Kissing the City
It is 9 A.M. and my family is staying together in a home in a suburb of LA. Down a winding road, where last night, my grandparents allowed the GPS to dictate how many feet, exactly, until turning left because the street signs in this small town are too slight to notice in the dark.
Two nights ago, we celebrated a wedding, with dry wine and long eyelashes and too many flowers and a brimming silver cup of blessing. May you respect each other. May you challenge each other for the good. May you raise children who will walk in the path of our forefathers. May you be blessed.
It is 9 A.M. and someone is frying eggs with jalapeño and someone is on the internet, checking into their flight, and someone is still sleeping. My uncle is wrapping tefillin on the porch. There is rhythm in his movement. He is etching deeper what has become permanent so many years ago. All I can think about is how I am a sucker for clichés.
He stands before tumbling hills. They weave in and out of each other, meeting to connect a home, to birth a tree, to lay still and feel the slopes of the other’s form. The clouds that frame them are not unlike the flour we spill onto a countertop before rolling dough, beautiful in its familiarity and dependable grace. The air, too, is lovable in its stability, in its unwavering commitment to making sure it never gets in the way.
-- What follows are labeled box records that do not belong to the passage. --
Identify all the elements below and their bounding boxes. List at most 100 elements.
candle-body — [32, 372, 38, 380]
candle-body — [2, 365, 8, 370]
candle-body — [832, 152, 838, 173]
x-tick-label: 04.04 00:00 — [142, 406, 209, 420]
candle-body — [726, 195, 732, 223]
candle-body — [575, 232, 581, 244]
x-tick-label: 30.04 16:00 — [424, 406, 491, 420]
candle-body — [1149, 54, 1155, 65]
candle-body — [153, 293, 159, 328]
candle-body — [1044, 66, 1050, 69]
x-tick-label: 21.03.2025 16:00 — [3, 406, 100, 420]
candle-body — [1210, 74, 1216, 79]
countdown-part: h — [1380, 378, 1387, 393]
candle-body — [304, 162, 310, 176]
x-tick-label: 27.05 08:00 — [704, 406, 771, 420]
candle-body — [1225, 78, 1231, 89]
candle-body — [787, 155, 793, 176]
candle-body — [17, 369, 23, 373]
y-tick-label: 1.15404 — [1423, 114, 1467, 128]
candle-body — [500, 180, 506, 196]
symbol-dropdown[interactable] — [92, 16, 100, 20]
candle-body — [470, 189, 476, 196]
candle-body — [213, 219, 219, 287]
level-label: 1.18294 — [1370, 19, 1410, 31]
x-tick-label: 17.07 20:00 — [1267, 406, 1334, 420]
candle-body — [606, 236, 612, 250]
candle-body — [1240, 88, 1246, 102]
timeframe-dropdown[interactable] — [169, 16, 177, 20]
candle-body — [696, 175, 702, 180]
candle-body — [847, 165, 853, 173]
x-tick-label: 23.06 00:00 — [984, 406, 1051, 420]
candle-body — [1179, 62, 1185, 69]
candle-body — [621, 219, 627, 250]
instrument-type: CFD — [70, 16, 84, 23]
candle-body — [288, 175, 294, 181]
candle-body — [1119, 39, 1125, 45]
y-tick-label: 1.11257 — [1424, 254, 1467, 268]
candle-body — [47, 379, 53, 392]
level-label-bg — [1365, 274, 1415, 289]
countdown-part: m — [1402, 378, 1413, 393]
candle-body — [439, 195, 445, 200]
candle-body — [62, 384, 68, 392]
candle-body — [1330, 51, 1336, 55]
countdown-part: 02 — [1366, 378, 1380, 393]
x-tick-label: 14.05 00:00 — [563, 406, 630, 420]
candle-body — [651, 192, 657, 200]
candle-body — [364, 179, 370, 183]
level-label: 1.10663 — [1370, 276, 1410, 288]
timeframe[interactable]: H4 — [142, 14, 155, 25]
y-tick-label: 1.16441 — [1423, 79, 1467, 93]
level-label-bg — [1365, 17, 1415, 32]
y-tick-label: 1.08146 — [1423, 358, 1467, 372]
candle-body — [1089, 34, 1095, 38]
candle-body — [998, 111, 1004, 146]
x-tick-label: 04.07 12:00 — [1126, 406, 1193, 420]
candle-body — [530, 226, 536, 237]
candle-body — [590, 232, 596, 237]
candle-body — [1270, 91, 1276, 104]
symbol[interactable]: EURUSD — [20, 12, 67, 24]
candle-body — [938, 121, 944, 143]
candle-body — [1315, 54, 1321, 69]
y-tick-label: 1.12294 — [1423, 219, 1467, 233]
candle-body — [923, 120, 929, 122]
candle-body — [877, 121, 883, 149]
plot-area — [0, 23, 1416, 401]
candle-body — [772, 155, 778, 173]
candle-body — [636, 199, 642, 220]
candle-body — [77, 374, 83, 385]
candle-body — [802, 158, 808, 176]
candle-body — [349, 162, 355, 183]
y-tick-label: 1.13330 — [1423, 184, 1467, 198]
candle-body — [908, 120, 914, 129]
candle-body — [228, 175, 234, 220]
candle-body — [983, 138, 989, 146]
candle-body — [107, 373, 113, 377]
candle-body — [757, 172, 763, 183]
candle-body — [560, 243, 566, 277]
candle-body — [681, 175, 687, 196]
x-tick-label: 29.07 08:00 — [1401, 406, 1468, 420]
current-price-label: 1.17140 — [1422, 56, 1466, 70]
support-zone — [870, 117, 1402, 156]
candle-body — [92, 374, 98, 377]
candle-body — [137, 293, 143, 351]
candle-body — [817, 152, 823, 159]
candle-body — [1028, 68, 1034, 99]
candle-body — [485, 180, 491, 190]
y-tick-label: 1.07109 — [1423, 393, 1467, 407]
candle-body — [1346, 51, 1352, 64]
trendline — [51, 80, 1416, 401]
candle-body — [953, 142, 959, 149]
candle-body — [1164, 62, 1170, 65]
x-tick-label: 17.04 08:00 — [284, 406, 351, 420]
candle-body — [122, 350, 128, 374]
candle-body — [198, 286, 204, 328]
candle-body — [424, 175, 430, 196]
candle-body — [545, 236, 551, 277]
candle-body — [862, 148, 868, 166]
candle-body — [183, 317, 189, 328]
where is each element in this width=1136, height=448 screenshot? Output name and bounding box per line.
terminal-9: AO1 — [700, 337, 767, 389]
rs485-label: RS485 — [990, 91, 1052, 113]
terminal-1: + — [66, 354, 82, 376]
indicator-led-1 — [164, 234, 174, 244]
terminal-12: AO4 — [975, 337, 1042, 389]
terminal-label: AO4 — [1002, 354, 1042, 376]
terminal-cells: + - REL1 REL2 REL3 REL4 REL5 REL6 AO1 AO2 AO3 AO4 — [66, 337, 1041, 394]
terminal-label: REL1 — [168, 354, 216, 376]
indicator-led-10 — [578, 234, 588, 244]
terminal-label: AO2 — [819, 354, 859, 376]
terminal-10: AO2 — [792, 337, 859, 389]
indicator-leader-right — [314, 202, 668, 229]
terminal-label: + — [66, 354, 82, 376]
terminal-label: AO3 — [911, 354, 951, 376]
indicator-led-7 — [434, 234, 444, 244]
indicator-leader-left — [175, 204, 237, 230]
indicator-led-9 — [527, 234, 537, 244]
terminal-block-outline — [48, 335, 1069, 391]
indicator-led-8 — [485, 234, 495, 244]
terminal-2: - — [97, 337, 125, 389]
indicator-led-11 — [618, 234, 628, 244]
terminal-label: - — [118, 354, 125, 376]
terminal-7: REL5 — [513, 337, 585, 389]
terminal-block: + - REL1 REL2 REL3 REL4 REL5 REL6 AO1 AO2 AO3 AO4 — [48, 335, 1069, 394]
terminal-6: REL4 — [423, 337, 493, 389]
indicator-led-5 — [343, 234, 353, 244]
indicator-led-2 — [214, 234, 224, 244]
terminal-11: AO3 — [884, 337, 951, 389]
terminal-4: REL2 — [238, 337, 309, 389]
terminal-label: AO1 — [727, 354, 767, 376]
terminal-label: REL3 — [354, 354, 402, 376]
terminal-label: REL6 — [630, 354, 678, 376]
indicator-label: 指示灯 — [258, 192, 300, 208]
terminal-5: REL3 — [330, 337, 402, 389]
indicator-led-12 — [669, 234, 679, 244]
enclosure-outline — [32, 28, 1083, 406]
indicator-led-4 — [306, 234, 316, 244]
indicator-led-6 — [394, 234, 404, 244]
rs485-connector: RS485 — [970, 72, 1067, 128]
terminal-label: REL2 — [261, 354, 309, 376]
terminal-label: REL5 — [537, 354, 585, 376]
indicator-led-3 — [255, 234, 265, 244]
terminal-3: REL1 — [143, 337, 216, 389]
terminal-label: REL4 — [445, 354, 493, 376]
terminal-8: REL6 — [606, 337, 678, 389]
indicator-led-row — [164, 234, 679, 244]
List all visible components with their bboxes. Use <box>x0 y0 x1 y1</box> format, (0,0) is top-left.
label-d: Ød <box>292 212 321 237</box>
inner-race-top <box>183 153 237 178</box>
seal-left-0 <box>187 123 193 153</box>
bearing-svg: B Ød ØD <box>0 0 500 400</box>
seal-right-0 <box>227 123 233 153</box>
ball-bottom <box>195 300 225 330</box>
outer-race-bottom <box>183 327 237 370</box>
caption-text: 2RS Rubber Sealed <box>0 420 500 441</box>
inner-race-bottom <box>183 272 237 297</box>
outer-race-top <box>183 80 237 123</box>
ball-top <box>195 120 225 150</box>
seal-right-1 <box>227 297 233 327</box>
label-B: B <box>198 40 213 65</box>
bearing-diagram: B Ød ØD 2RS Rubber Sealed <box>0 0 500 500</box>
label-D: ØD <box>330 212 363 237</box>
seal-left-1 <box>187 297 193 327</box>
My uncle is setting the tefillin box on his forehead now. Secures it, touches it, brings fingers to lips. This is his romance with G-d, and I look away.
I am facing the wall now, tracing its veins and its bruises, the battle scars of a life well lived in small town, rich man America. Its skin is peeling. Some day, a new plaster will make itself a home here. No one will eulogize his ancestry. His siblings will not attend the funeral. Yesterday’s glory is satisfied to go nibbling on smoked meat and sunshine.
My praying uncle removes the tefillin from his head, kisses it and places it down on the table with a tender slowness I have not seen before. He is standing on a porch that has lived and will die. We are standing before mountains that can reach only till the sky. Here, on this ground, a limited being has spoken with the Eternal. He transcends the years we are allotted in this life. He is kissing the city, I think, he is kissing the G-dly letters in this porch. And this time, I do not look away.